Laughs were heard at her anger, at her retort. What an audacious spitfire
she was! The people aware of this scene were calling out urgently to others
in the crowd. The circle round the silver-grey mare narrowed slowly.
The girl went off a pace or two, confronting the mocking curiosity of the
eyes, then flung back to the stirrup, tiptoeing, her enraged face turned up
to Nostromo with a pair of blazing eyes. He bent low to her in the saddle.
"Juan," she hissed, "I could stab thee to the heart!"
The dreaded Capataz de Cargadores, magnificent and carelessly public in his
amours, flung his arm round her neck and kissed her spluttering lips. A
murmur went round.
"A knife!" he demanded at large, holding her firmly by the
shoulder.
Twenty blades flashed out together in the circle. A young man in holiday
attire, bounding in, thrust one in Nostromo's hand and bounded back into the
ranks, very proud of himself. Nostromo had not even looked at him.
"Stand on my foot," he commanded the girl, who, suddenly subdued,
rose lightly, and when he had her up, encircling her waist, her face near to
his, he pressed the knife into her little hand.
"No, Morenita!
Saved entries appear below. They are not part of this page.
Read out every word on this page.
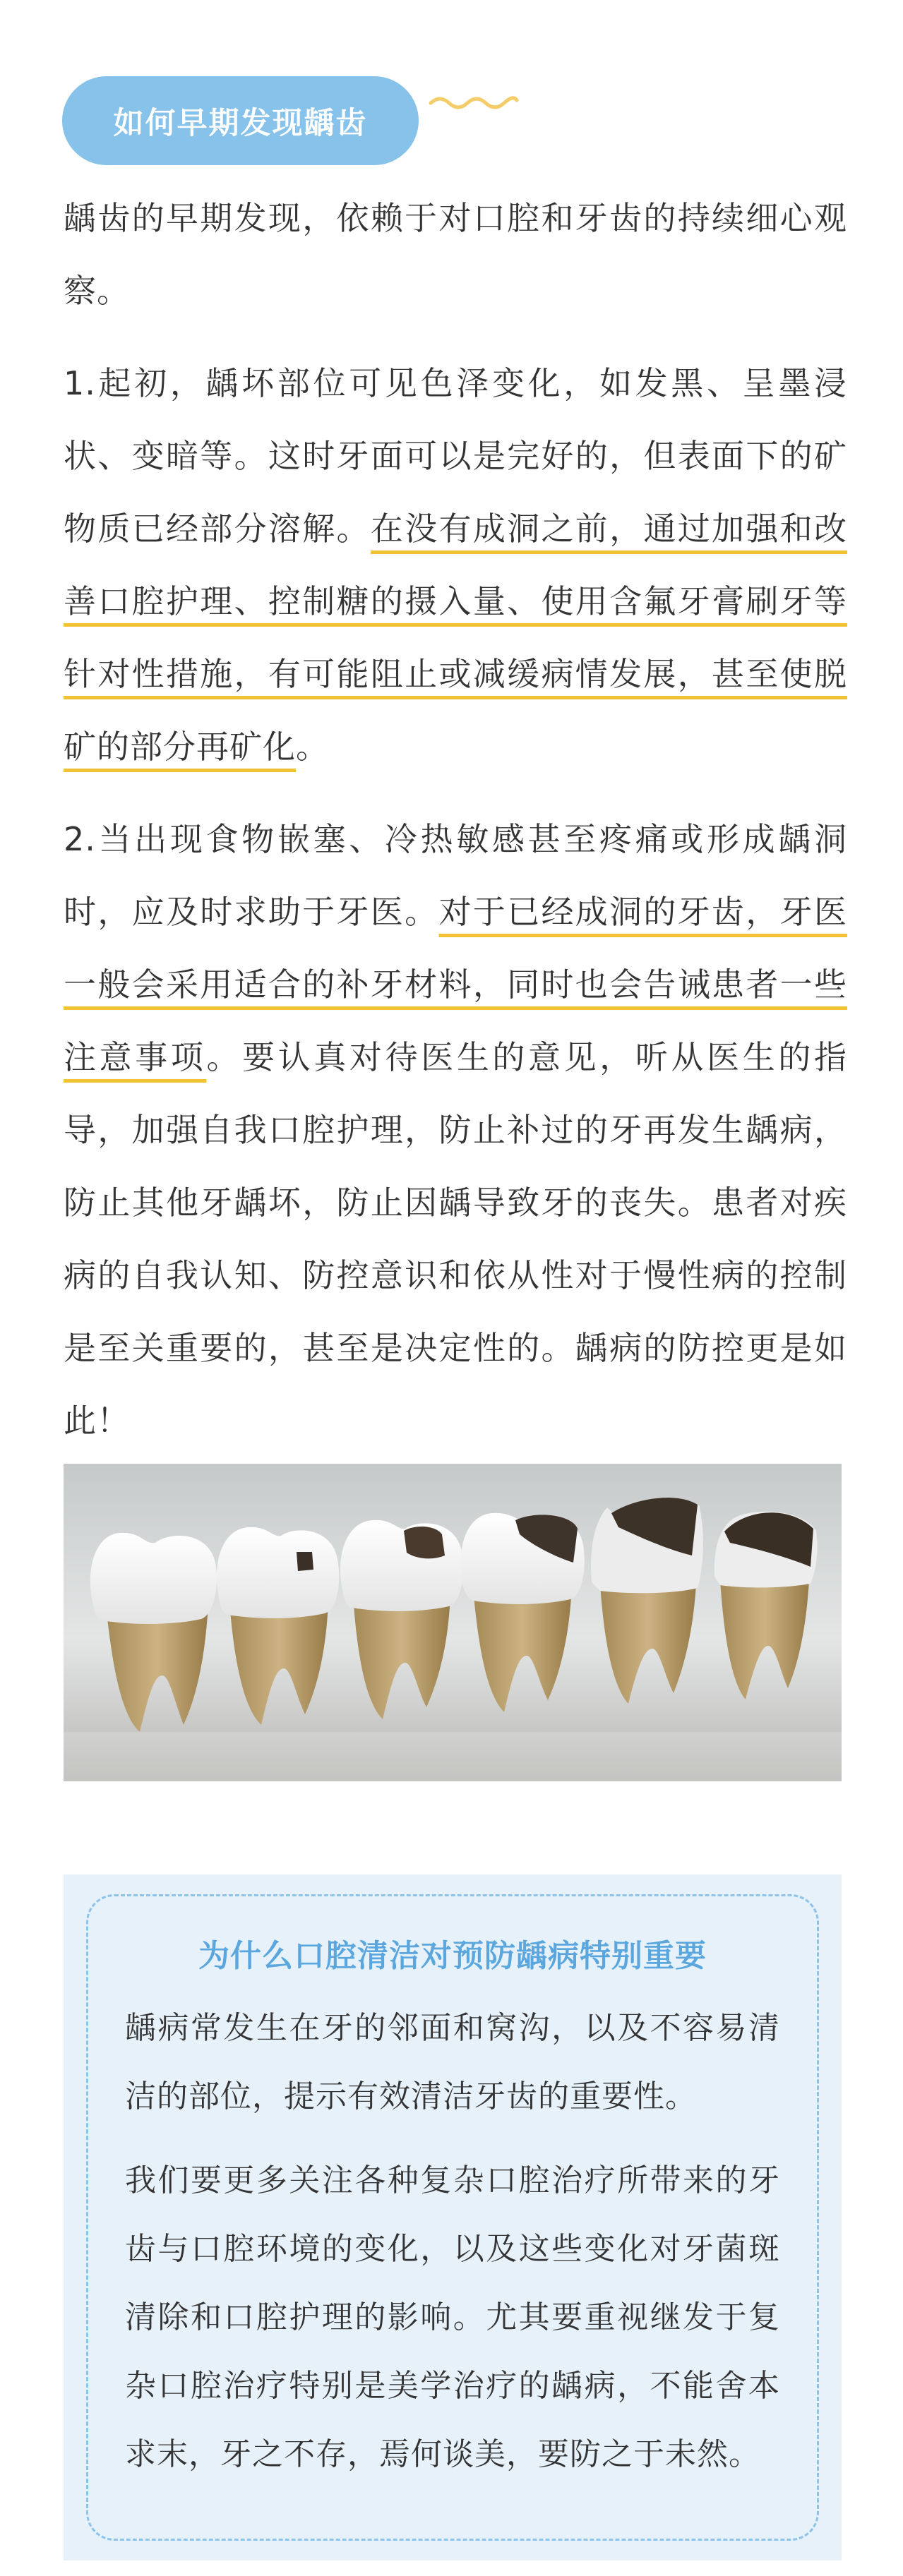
如何早期发现龋齿

龋齿的早期发现，依赖于对口腔和牙齿的持续细心观察。

1.起初，龋坏部位可见色泽变化，如发黑、呈墨浸状、变暗等。这时牙面可以是完好的，但表面下的矿物质已经部分溶解。在没有成洞之前，通过加强和改善口腔护理、控制糖的摄入量、使用含氟牙膏刷牙等针对性措施，有可能阻止或减缓病情发展，甚至使脱矿的部分再矿化。

2.当出现食物嵌塞、冷热敏感甚至疼痛或形成龋洞时，应及时求助于牙医。对于已经成洞的牙齿，牙医一般会采用适合的补牙材料，同时也会告诫患者一些注意事项。要认真对待医生的意见，听从医生的指导，加强自我口腔护理，防止补过的牙再发生龋病，防止其他牙龋坏，防止因龋导致牙的丧失。患者对疾病的自我认知、防控意识和依从性对于慢性病的控制是至关重要的，甚至是决定性的。龋病的防控更是如此！

为什么口腔清洁对预防龋病特别重要

龋病常发生在牙的邻面和窝沟，以及不容易清洁的部位，提示有效清洁牙齿的重要性。

我们要更多关注各种复杂口腔治疗所带来的牙齿与口腔环境的变化，以及这些变化对牙菌斑清除和口腔护理的影响。尤其要重视继发于复杂口腔治疗特别是美学治疗的龋病，不能舍本求末，牙之不存，焉何谈美，要防之于未然。
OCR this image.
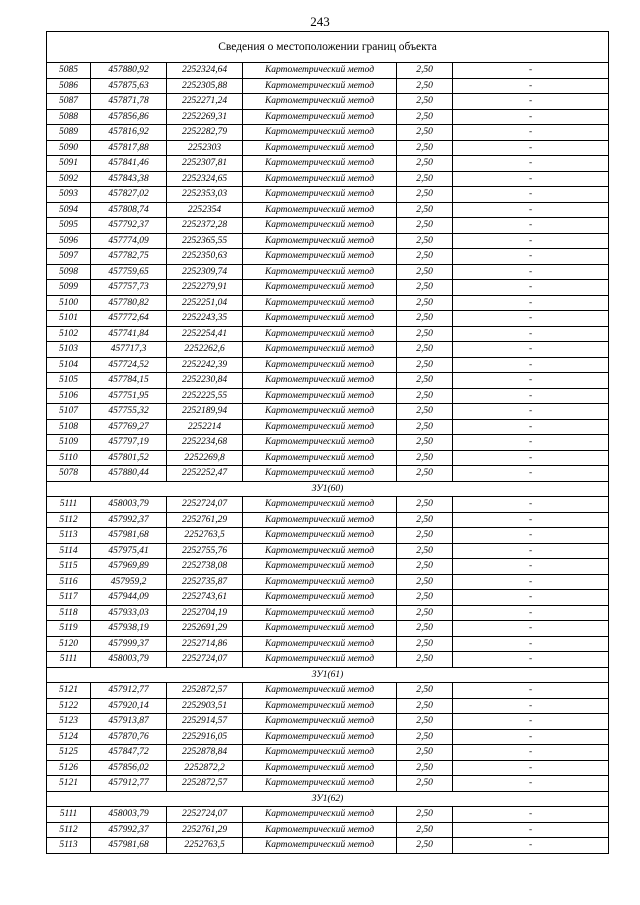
243
Сведения о местоположении границ объекта					
5085	457880,92	2252324,64	Картометрический метод	2,50	-
5086	457875,63	2252305,88	Картометрический метод	2,50	-
5087	457871,78	2252271,24	Картометрический метод	2,50	-
5088	457856,86	2252269,31	Картометрический метод	2,50	-
5089	457816,92	2252282,79	Картометрический метод	2,50	-
5090	457817,88	2252303	Картометрический метод	2,50	-
5091	457841,46	2252307,81	Картометрический метод	2,50	-
5092	457843,38	2252324,65	Картометрический метод	2,50	-
5093	457827,02	2252353,03	Картометрический метод	2,50	-
5094	457808,74	2252354	Картометрический метод	2,50	-
5095	457792,37	2252372,28	Картометрический метод	2,50	-
5096	457774,09	2252365,55	Картометрический метод	2,50	-
5097	457782,75	2252350,63	Картометрический метод	2,50	-
5098	457759,65	2252309,74	Картометрический метод	2,50	-
5099	457757,73	2252279,91	Картометрический метод	2,50	-
5100	457780,82	2252251,04	Картометрический метод	2,50	-
5101	457772,64	2252243,35	Картометрический метод	2,50	-
5102	457741,84	2252254,41	Картометрический метод	2,50	-
5103	457717,3	2252262,6	Картометрический метод	2,50	-
5104	457724,52	2252242,39	Картометрический метод	2,50	-
5105	457784,15	2252230,84	Картометрический метод	2,50	-
5106	457751,95	2252225,55	Картометрический метод	2,50	-
5107	457755,32	2252189,94	Картометрический метод	2,50	-
5108	457769,27	2252214	Картометрический метод	2,50	-
5109	457797,19	2252234,68	Картометрический метод	2,50	-
5110	457801,52	2252269,8	Картометрический метод	2,50	-
5078	457880,44	2252252,47	Картометрический метод	2,50	-
ЗУ1(60)					
5111	458003,79	2252724,07	Картометрический метод	2,50	-
5112	457992,37	2252761,29	Картометрический метод	2,50	-
5113	457981,68	2252763,5	Картометрический метод	2,50	-
5114	457975,41	2252755,76	Картометрический метод	2,50	-
5115	457969,89	2252738,08	Картометрический метод	2,50	-
5116	457959,2	2252735,87	Картометрический метод	2,50	-
5117	457944,09	2252743,61	Картометрический метод	2,50	-
5118	457933,03	2252704,19	Картометрический метод	2,50	-
5119	457938,19	2252691,29	Картометрический метод	2,50	-
5120	457999,37	2252714,86	Картометрический метод	2,50	-
5111	458003,79	2252724,07	Картометрический метод	2,50	-
ЗУ1(61)					
5121	457912,77	2252872,57	Картометрический метод	2,50	-
5122	457920,14	2252903,51	Картометрический метод	2,50	-
5123	457913,87	2252914,57	Картометрический метод	2,50	-
5124	457870,76	2252916,05	Картометрический метод	2,50	-
5125	457847,72	2252878,84	Картометрический метод	2,50	-
5126	457856,02	2252872,2	Картометрический метод	2,50	-
5121	457912,77	2252872,57	Картометрический метод	2,50	-
ЗУ1(62)					
5111	458003,79	2252724,07	Картометрический метод	2,50	-
5112	457992,37	2252761,29	Картометрический метод	2,50	-
5113	457981,68	2252763,5	Картометрический метод	2,50	-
You shall not put me to shame," he said. "You
shall have your present; and so that everyone should know who is your lover
to-day, you may cut all the silver buttons off my coat."
There were shouts of laughter and applause at this witty freak, while the
girl passed the keen blade, and the impassive rider jingled in his palm the
increasing hoard of silver buttons. He eased her to the ground with both her
hands full. After whispering for a while with a very strenuous face, she
walked away, staring haughtily, and vanished into the crowd.
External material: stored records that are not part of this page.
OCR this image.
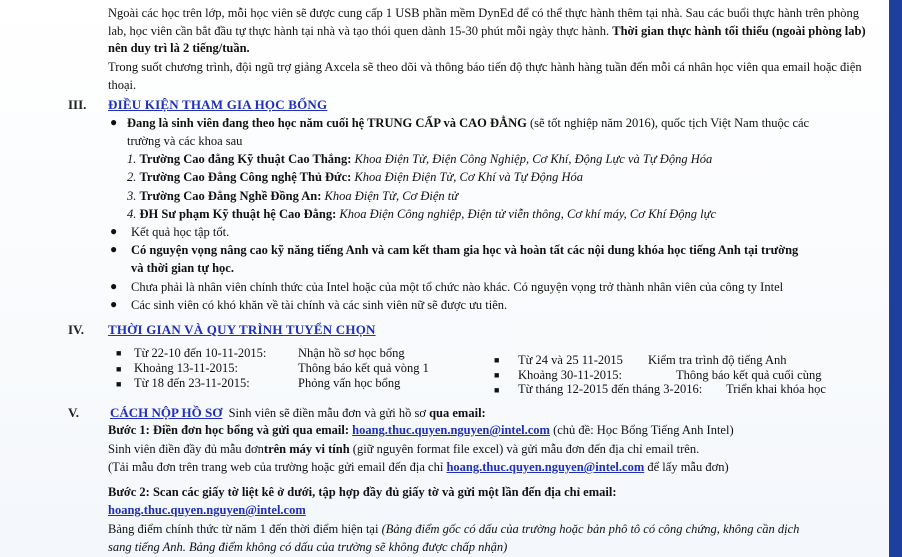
Ngoài các học trên lớp, mỗi học viên sẽ được cung cấp 1 USB phần mềm DynEd để có thể thực hành thêm tại nhà. Sau các buổi thực hành trên phòng
lab, học viên cần bắt đầu tự thực hành tại nhà và tạo thói quen dành 15-30 phút mỗi ngày thực hành. Thời gian thực hành tối thiểu (ngoài phòng lab)
nên duy trì là 2 tiếng/tuần.
Trong suốt chương trình, đội ngũ trợ giảng Axcela sẽ theo dõi và thông báo tiến độ thực hành hàng tuần đến mỗi cá nhân học viên qua email hoặc điện
thoại.
III. ĐIỀU KIỆN THAM GIA HỌC BỔNG
● Đang là sinh viên đang theo học năm cuối hệ TRUNG CẤP và CAO ĐẲNG (sẽ tốt nghiệp năm 2016), quốc tịch Việt Nam thuộc các
trường và các khoa sau
1. Trường Cao đẳng Kỹ thuật Cao Thắng: Khoa Điện Tử, Điện Công Nghiệp, Cơ Khí, Động Lực và Tự Động Hóa
2. Trường Cao Đẳng Công nghệ Thủ Đức: Khoa Điện Điện Tử, Cơ Khí và Tự Động Hóa
3. Trường Cao Đẳng Nghề Đồng An: Khoa Điện Tử, Cơ Điện tử
4. ĐH Sư phạm Kỹ thuật hệ Cao Đẳng: Khoa Điện Công nghiệp, Điện tử viễn thông, Cơ khí máy, Cơ Khí Động lực
● Kết quả học tập tốt.
● Có nguyện vọng nâng cao kỹ năng tiếng Anh và cam kết tham gia học và hoàn tất các nội dung khóa học tiếng Anh tại trường
và thời gian tự học.
● Chưa phải là nhân viên chính thức của Intel hoặc của một tổ chức nào khác. Có nguyện vọng trở thành nhân viên của công ty Intel
● Các sinh viên có khó khăn về tài chính và các sinh viên nữ sẽ được ưu tiên.
IV. THỜI GIAN VÀ QUY TRÌNH TUYỂN CHỌN
■ Từ 22-10 đến 10-11-2015:	Nhận hồ sơ học bổng
■ Khoảng 13-11-2015:	Thông báo kết quả vòng 1
■ Từ 18 đến 23-11-2015:	Phỏng vấn học bổng
■ Từ 24 và 25 11-2015 Kiểm tra trình độ tiếng Anh
■ Khoảng 30-11-2015:	Thông báo kết quả cuối cùng
■ Từ tháng 12-2015 đến tháng 3-2016: Triển khai khóa học
V. CÁCH NỘP HỒ SƠ Sinh viên sẽ điền mẫu đơn và gửi hồ sơ qua email:
Bước 1: Điền đơn học bổng và gửi qua email: hoang.thuc.quyen.nguyen@intel.com (chủ đề: Học Bổng Tiếng Anh Intel)
Sinh viên điền đầy đủ mẫu đơntrên máy vi tính (giữ nguyên format file excel) và gửi mẫu đơn đến địa chỉ email trên.
(Tải mẫu đơn trên trang web của trường hoặc gửi email đến địa chỉ hoang.thuc.quyen.nguyen@intel.com để lấy mẫu đơn)
Bước 2: Scan các giấy tờ liệt kê ở dưới, tập hợp đầy đủ giấy tờ và gửi một lần đến địa chỉ email:
hoang.thuc.quyen.nguyen@intel.com
Bảng điểm chính thức từ năm 1 đến thời điểm hiện tại (Bảng điểm gốc có dấu của trường hoặc bản phô tô có công chứng, không cần dịch
sang tiếng Anh. Bảng điểm không có dấu của trường sẽ không được chấp nhận)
The circle had broken up, and the lordly Capataz de Cargadores, the
indispensable man, the tried and trusty Nostromo, the Mediterranean sailor
come ashore casually to try his luck in Costaguana, rode slowly towards the
harbour. The Juno was just then swinging round; and even as Nostromo reined
up again to look on, a flag ran up on the improvised flagstaff erected in an
ancient and dismantled little fort at the harbour entrance. Half a battery
of field guns had been hurried over there from the Sulaco barracks for the
purpose of firing the regulation salutes for the President-Dictator and the
War Minister. As the mail-boat headed through the pass, the badly timed
reports announced the end of Don Vincente Ribiera's first official visit to
Sulaco, and for Captain Mitchell the end of another "historic
occasion." Next time when the "Hope of honest men" was to
come that way, a year and a half later, it was unofficially, over the
mountain tracks, fleeing after a defeat on a lame mule, to be only just
saved by Nostromo from an ignominious death at the hands of a mob. It was a
very different event, of which Captain Mitchell used to say--
"It was history--history, sir! And that fellow of mine, Nostromo, you
know, was right in it. Absolutely making history, sir."
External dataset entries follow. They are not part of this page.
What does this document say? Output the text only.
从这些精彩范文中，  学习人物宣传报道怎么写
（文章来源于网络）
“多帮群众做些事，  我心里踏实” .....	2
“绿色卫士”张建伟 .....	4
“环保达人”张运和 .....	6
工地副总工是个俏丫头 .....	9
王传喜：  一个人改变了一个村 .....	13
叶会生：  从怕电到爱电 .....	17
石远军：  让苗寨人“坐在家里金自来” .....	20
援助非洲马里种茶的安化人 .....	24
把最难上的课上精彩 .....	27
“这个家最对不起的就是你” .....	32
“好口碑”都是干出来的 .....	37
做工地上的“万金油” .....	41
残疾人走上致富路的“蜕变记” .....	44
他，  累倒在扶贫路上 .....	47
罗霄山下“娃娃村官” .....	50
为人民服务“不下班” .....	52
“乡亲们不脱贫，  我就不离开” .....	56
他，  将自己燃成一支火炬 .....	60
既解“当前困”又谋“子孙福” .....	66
But this event, creditable to Nostromo, was to lead immediately to another,
which could not be classed either as "history" or as "a
mistake" in Captain Mitchell's phraseology. He had another word for it.
"Sir" he used to say afterwards, "that was no mistake. It was
a fatality. A misfortune, pure and simple, sir. And that poor fellow of mine
was right in it--right in the middle of it! A fatality, if ever there was
one--and to my mind he has never been the same man since."